2/BAKARA-164: Muhakkak ki göklerin ve yerin yaratılışında, gece ve gündüzün birbiri ardınca gelmesinde, insanlara yarar sağlayarak denizde akıp giden o gemilerde, O’nun (Allah’ın) gökten su indirip böylece onunla, ölümünden sonra yeryüzünü diriltmesinde, orada bütün hayvanlardan yaymasında, rüzgârların (değişik yönlerden) esmesinde ve yerle gök arasında musahhar (emre amade) kılınmış bulutlarda, akıl eden kavim için mutlaka âyetler (deliller) vardır.
2/BAKARA-165: Ve insanlardan bir kısmı, Allah’tan başka “eş ve ortak (putlar)” edinenler, onları (eş ve ortak edindikleri şeyleri), Allah’ı sever gibi severler. (Oysa) âmenû olanların Allah’a olan sevgileri çok daha kuvvetlidir.

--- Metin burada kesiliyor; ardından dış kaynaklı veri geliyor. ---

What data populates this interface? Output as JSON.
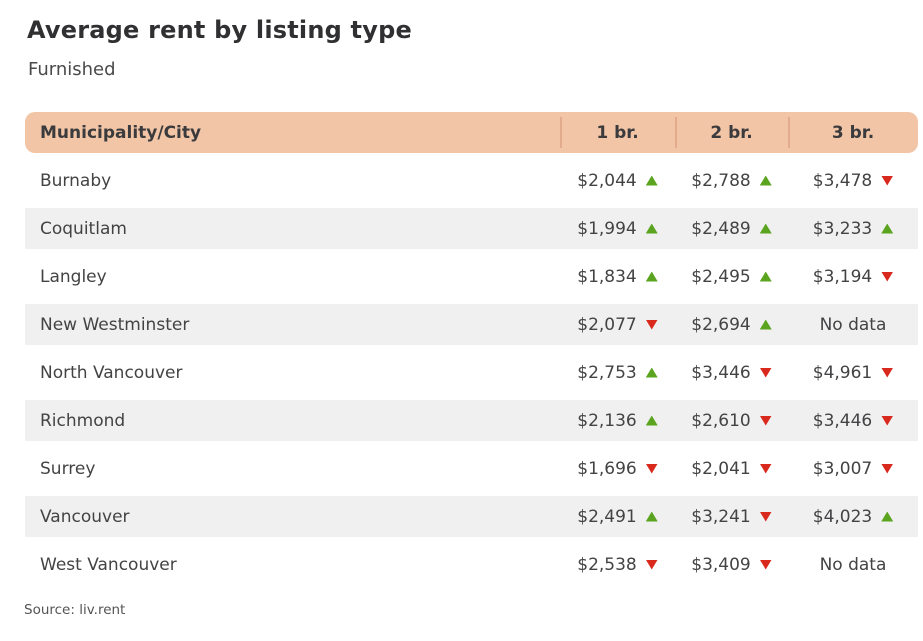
{
  "title": "Average rent by listing type",
  "subtitle": "Furnished",
  "source": "Source: liv.rent",
  "colors": {
    "header_bg": "#f2c5a6",
    "header_divider": "#e2ab8c",
    "row_stripe": "#f0f0f0",
    "up_arrow": "#5ba420",
    "down_arrow": "#d9291c"
  },
  "table": {
    "columns": [
      "Municipality/City",
      "1 br.",
      "2 br.",
      "3 br."
    ],
    "rows": [
      {
        "city": "Burnaby",
        "cells": [
          {
            "value": "$2,044",
            "trend": "up"
          },
          {
            "value": "$2,788",
            "trend": "up"
          },
          {
            "value": "$3,478",
            "trend": "down"
          }
        ]
      },
      {
        "city": "Coquitlam",
        "cells": [
          {
            "value": "$1,994",
            "trend": "up"
          },
          {
            "value": "$2,489",
            "trend": "up"
          },
          {
            "value": "$3,233",
            "trend": "up"
          }
        ]
      },
      {
        "city": "Langley",
        "cells": [
          {
            "value": "$1,834",
            "trend": "up"
          },
          {
            "value": "$2,495",
            "trend": "up"
          },
          {
            "value": "$3,194",
            "trend": "down"
          }
        ]
      },
      {
        "city": "New Westminster",
        "cells": [
          {
            "value": "$2,077",
            "trend": "down"
          },
          {
            "value": "$2,694",
            "trend": "up"
          },
          {
            "value": "No data",
            "trend": null
          }
        ]
      },
      {
        "city": "North Vancouver",
        "cells": [
          {
            "value": "$2,753",
            "trend": "up"
          },
          {
            "value": "$3,446",
            "trend": "down"
          },
          {
            "value": "$4,961",
            "trend": "down"
          }
        ]
      },
      {
        "city": "Richmond",
        "cells": [
          {
            "value": "$2,136",
            "trend": "up"
          },
          {
            "value": "$2,610",
            "trend": "down"
          },
          {
            "value": "$3,446",
            "trend": "down"
          }
        ]
      },
      {
        "city": "Surrey",
        "cells": [
          {
            "value": "$1,696",
            "trend": "down"
          },
          {
            "value": "$2,041",
            "trend": "down"
          },
          {
            "value": "$3,007",
            "trend": "down"
          }
        ]
      },
      {
        "city": "Vancouver",
        "cells": [
          {
            "value": "$2,491",
            "trend": "up"
          },
          {
            "value": "$3,241",
            "trend": "down"
          },
          {
            "value": "$4,023",
            "trend": "up"
          }
        ]
      },
      {
        "city": "West Vancouver",
        "cells": [
          {
            "value": "$2,538",
            "trend": "down"
          },
          {
            "value": "$3,409",
            "trend": "down"
          },
          {
            "value": "No data",
            "trend": null
          }
        ]
      }
    ]
  },
  "chart_data": {
    "type": "table",
    "title": "Average rent by listing type",
    "subtitle": "Furnished",
    "source": "Source: liv.rent",
    "columns": [
      "Municipality/City",
      "1 br.",
      "2 br.",
      "3 br."
    ],
    "categories": [
      "Burnaby",
      "Coquitlam",
      "Langley",
      "New Westminster",
      "North Vancouver",
      "Richmond",
      "Surrey",
      "Vancouver",
      "West Vancouver"
    ],
    "series": [
      {
        "name": "1 br.",
        "values": [
          2044,
          1994,
          1834,
          2077,
          2753,
          2136,
          1696,
          2491,
          2538
        ],
        "trends": [
          "up",
          "up",
          "up",
          "down",
          "up",
          "up",
          "down",
          "up",
          "down"
        ]
      },
      {
        "name": "2 br.",
        "values": [
          2788,
          2489,
          2495,
          2694,
          3446,
          2610,
          2041,
          3241,
          3409
        ],
        "trends": [
          "up",
          "up",
          "up",
          "up",
          "down",
          "down",
          "down",
          "down",
          "down"
        ]
      },
      {
        "name": "3 br.",
        "values": [
          3478,
          3233,
          3194,
          null,
          4961,
          3446,
          3007,
          4023,
          null
        ],
        "trends": [
          "down",
          "up",
          "down",
          null,
          "down",
          "down",
          "down",
          "up",
          null
        ]
      }
    ],
    "no_data_label": "No data",
    "trend_legend": {
      "up": "rent increased (green up arrow)",
      "down": "rent decreased (red down arrow)"
    }
  }
}
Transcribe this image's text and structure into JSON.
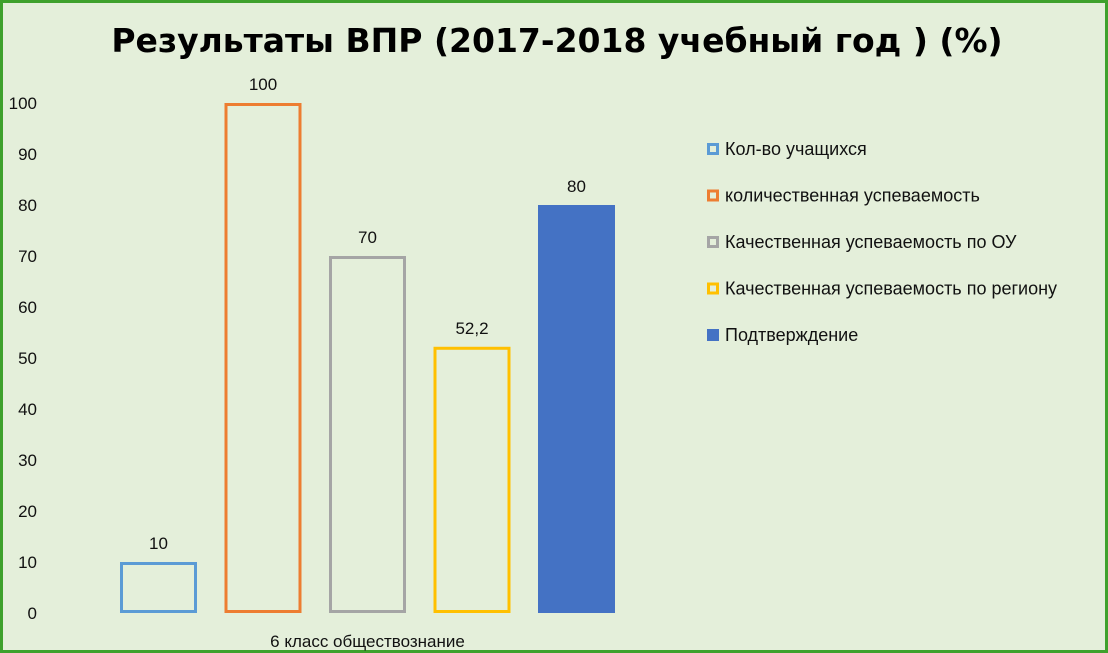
{
  "chart_data": {
    "type": "bar",
    "title": "Результаты ВПР (2017-2018 учебный год ) (%)",
    "categories": [
      "6 класс обществознание"
    ],
    "ylim": [
      0,
      100
    ],
    "yticks": [
      0,
      10,
      20,
      30,
      40,
      50,
      60,
      70,
      80,
      90,
      100
    ],
    "grid": false,
    "legend_position": "right",
    "series": [
      {
        "name": "Кол-во учащихся",
        "values": [
          10
        ],
        "data_label": "10",
        "color": "#5b9bd5",
        "style": "outline"
      },
      {
        "name": "количественная успеваемость",
        "values": [
          100
        ],
        "data_label": "100",
        "color": "#ed7d31",
        "style": "outline"
      },
      {
        "name": "Качественная успеваемость по ОУ",
        "values": [
          70
        ],
        "data_label": "70",
        "color": "#a5a5a5",
        "style": "outline"
      },
      {
        "name": "Качественная успеваемость по региону",
        "values": [
          52.2
        ],
        "data_label": "52,2",
        "color": "#ffc000",
        "style": "outline"
      },
      {
        "name": "Подтверждение",
        "values": [
          80
        ],
        "data_label": "80",
        "color": "#4472c4",
        "style": "filled"
      }
    ]
  },
  "colors": {
    "background": "#e4efda",
    "border": "#3ea12c"
  }
}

Ve zulmedenler, azap görecekleri (azaba uğrayacakları) zaman, bütün kuvvetin tamamen Allah’a ait olduğunu ve Allah’ın şiddetli azabı olduğunu keşke görselerdi (bilselerdi).

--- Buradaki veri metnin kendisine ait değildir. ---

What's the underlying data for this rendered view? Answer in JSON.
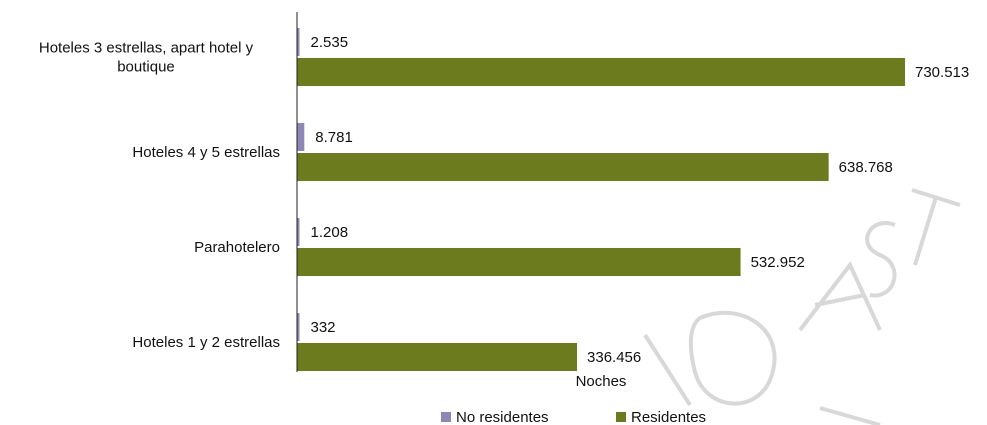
{
  "chart_data": {
    "type": "bar",
    "orientation": "horizontal",
    "categories": [
      [
        "Hoteles 3 estrellas, apart hotel y",
        "boutique"
      ],
      [
        "Hoteles 4 y 5 estrellas"
      ],
      [
        "Parahotelero"
      ],
      [
        "Hoteles 1 y 2 estrellas"
      ]
    ],
    "series": [
      {
        "name": "No residentes",
        "color": "#8c87b5",
        "values": [
          2535,
          8781,
          1208,
          332
        ],
        "labels": [
          "2.535",
          "8.781",
          "1.208",
          "332"
        ]
      },
      {
        "name": "Residentes",
        "color": "#6b7b1e",
        "values": [
          730513,
          638768,
          532952,
          336456
        ],
        "labels": [
          "730.513",
          "638.768",
          "532.952",
          "336.456"
        ]
      }
    ],
    "xlabel": "Noches",
    "xlim": [
      0,
      730513
    ],
    "grid": false,
    "legend_position": "bottom"
  }
}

2/BAKARA-166: O zaman tâbî olunanlar, (kendilerine) tâbî olanlardan berî oldular(uzaklaştılar) ve azabı gördüler. Ve (artık) onlarla (aralarındaki) bütün sebepler (bağlar) koparıldı.

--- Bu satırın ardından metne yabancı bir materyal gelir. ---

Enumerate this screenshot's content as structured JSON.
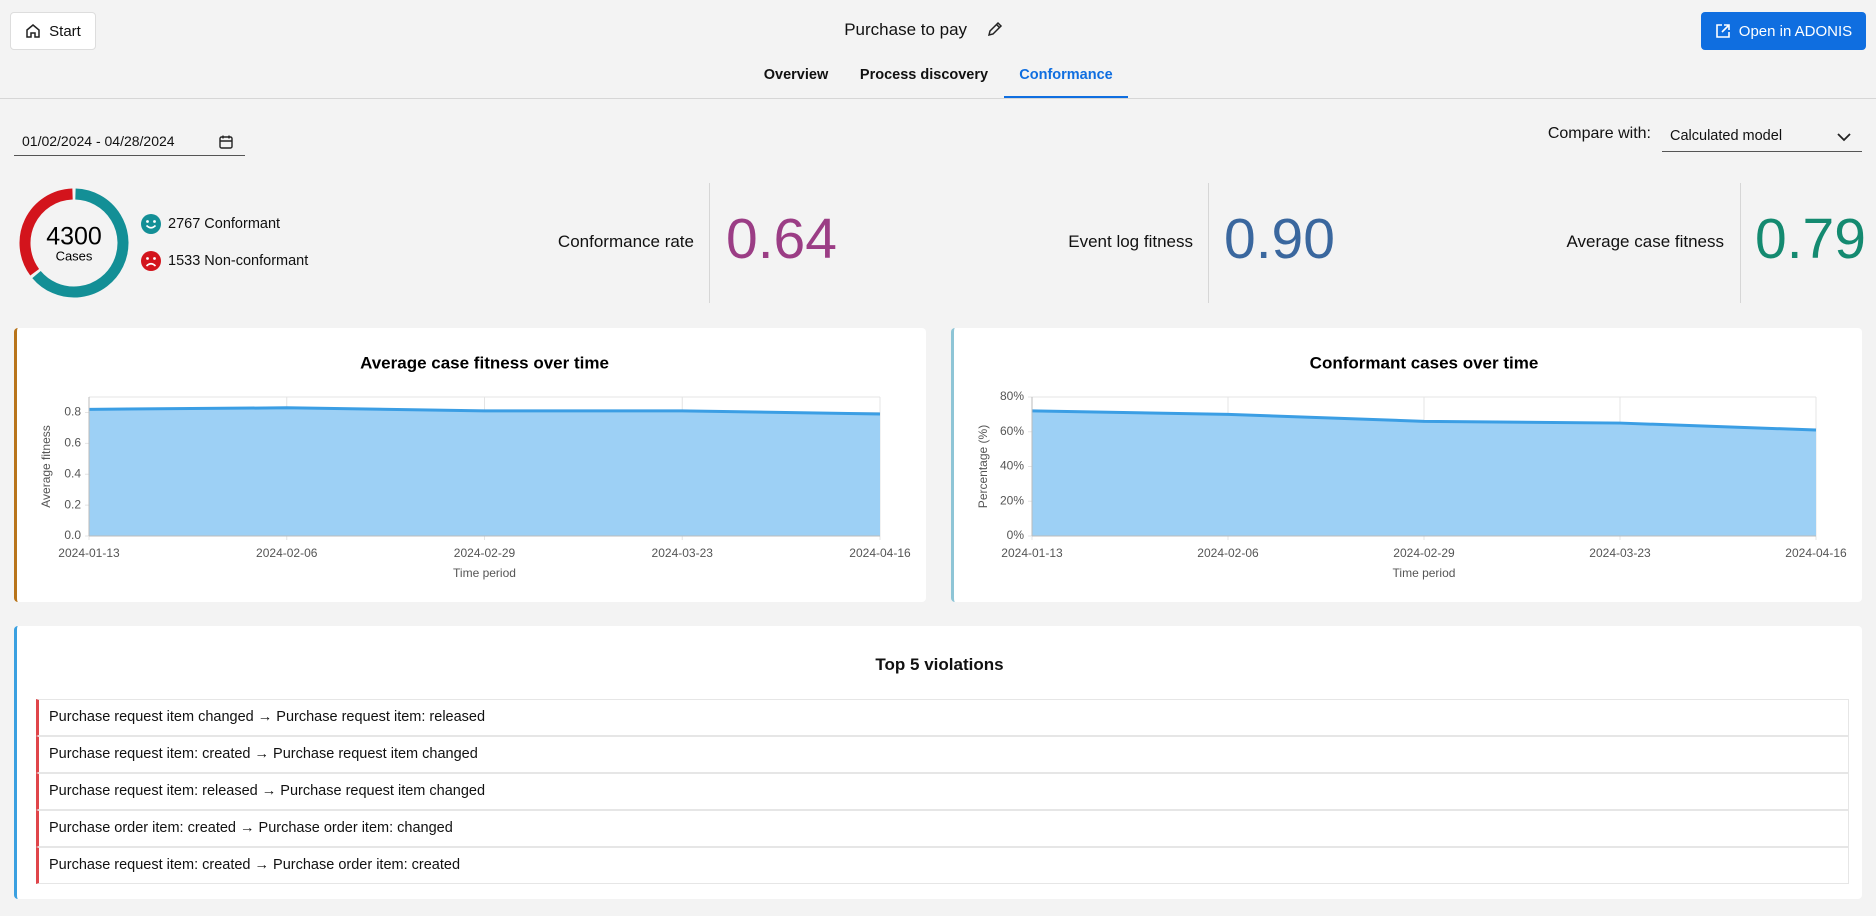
{
  "header": {
    "start_button": "Start",
    "title": "Purchase to pay",
    "open_button": "Open in ADONIS"
  },
  "tabs": [
    "Overview",
    "Process discovery",
    "Conformance"
  ],
  "active_tab": 2,
  "filters": {
    "date_range": "01/02/2024 - 04/28/2024",
    "compare_label": "Compare with:",
    "compare_value": "Calculated model"
  },
  "summary": {
    "total": 4300,
    "total_label": "Cases",
    "conformant": {
      "value": 2767,
      "label": "Conformant",
      "color": "#138f96"
    },
    "non_conformant": {
      "value": 1533,
      "label": "Non-conformant",
      "color": "#d3141c"
    }
  },
  "metrics": [
    {
      "label": "Conformance rate",
      "value": "0.64",
      "color": "#9b3d85"
    },
    {
      "label": "Event log fitness",
      "value": "0.90",
      "color": "#3a679e"
    },
    {
      "label": "Average case fitness",
      "value": "0.79",
      "color": "#148a70"
    }
  ],
  "chart_data": [
    {
      "type": "area",
      "title": "Average case fitness over time",
      "x_label": "Time period",
      "y_label": "Average fitness",
      "categories": [
        "2024-01-13",
        "2024-02-06",
        "2024-02-29",
        "2024-03-23",
        "2024-04-16"
      ],
      "values": [
        0.82,
        0.83,
        0.81,
        0.81,
        0.79
      ],
      "color": "#3b9ee4",
      "fill": "#9dd0f5",
      "ylim": [
        0,
        0.9
      ],
      "yticks": [
        {
          "value": 0,
          "label": "0.0"
        },
        0.2,
        0.4,
        0.6,
        0.8
      ],
      "grid": true
    },
    {
      "type": "area",
      "title": "Conformant cases over time",
      "x_label": "Time period",
      "y_label": "Percentage (%)",
      "categories": [
        "2024-01-13",
        "2024-02-06",
        "2024-02-29",
        "2024-03-23",
        "2024-04-16"
      ],
      "values": [
        72,
        70,
        66,
        65,
        61
      ],
      "color": "#3b9ee4",
      "fill": "#9dd0f5",
      "ylim": [
        0,
        80
      ],
      "yticks": [
        {
          "value": 0,
          "label": "0%"
        },
        {
          "value": 20,
          "label": "20%"
        },
        {
          "value": 40,
          "label": "40%"
        },
        {
          "value": 60,
          "label": "60%"
        },
        {
          "value": 80,
          "label": "80%"
        }
      ],
      "grid": true
    }
  ],
  "violations": {
    "title": "Top 5 violations",
    "items": [
      "Purchase request item changed → Purchase request item: released",
      "Purchase request item: created → Purchase request item changed",
      "Purchase request item: released → Purchase request item changed",
      "Purchase order item: created → Purchase order item: changed",
      "Purchase request item: created → Purchase order item: created"
    ]
  }
}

2/BAKARA-167: Ve o (Allah’tan başkasına) tâbî olanlar dedi ki: “Keşke bizim için (dünyaya) bir kere daha dönüş olsaydı. O zaman bizden uzaklaştıkları gibi, biz de onlardan uzaklaşırdık.” Böylece Allah, onlara amellerinin hasara uğradığını (hüsrana
düştüklerini) gösterecek. Ve onlar ateşten çıkacak da değiller.
2/BAKARA-168: Ey insanlar! Yeryüzündeki helâl ve temiz şeylerden yiyin. Ve şeytanın adımlarına tâbî olmayın (izinden gitmeyin).
Muhakkak ki o, sizin için apaçık bir düşmandır.
2/BAKARA-169: O size sadece kötülüşü, fuhşu (hayasızlığı) ve Allah’a karşı (Allah hakkında) bilmediğiniz şeyleri söylemenizi emreder.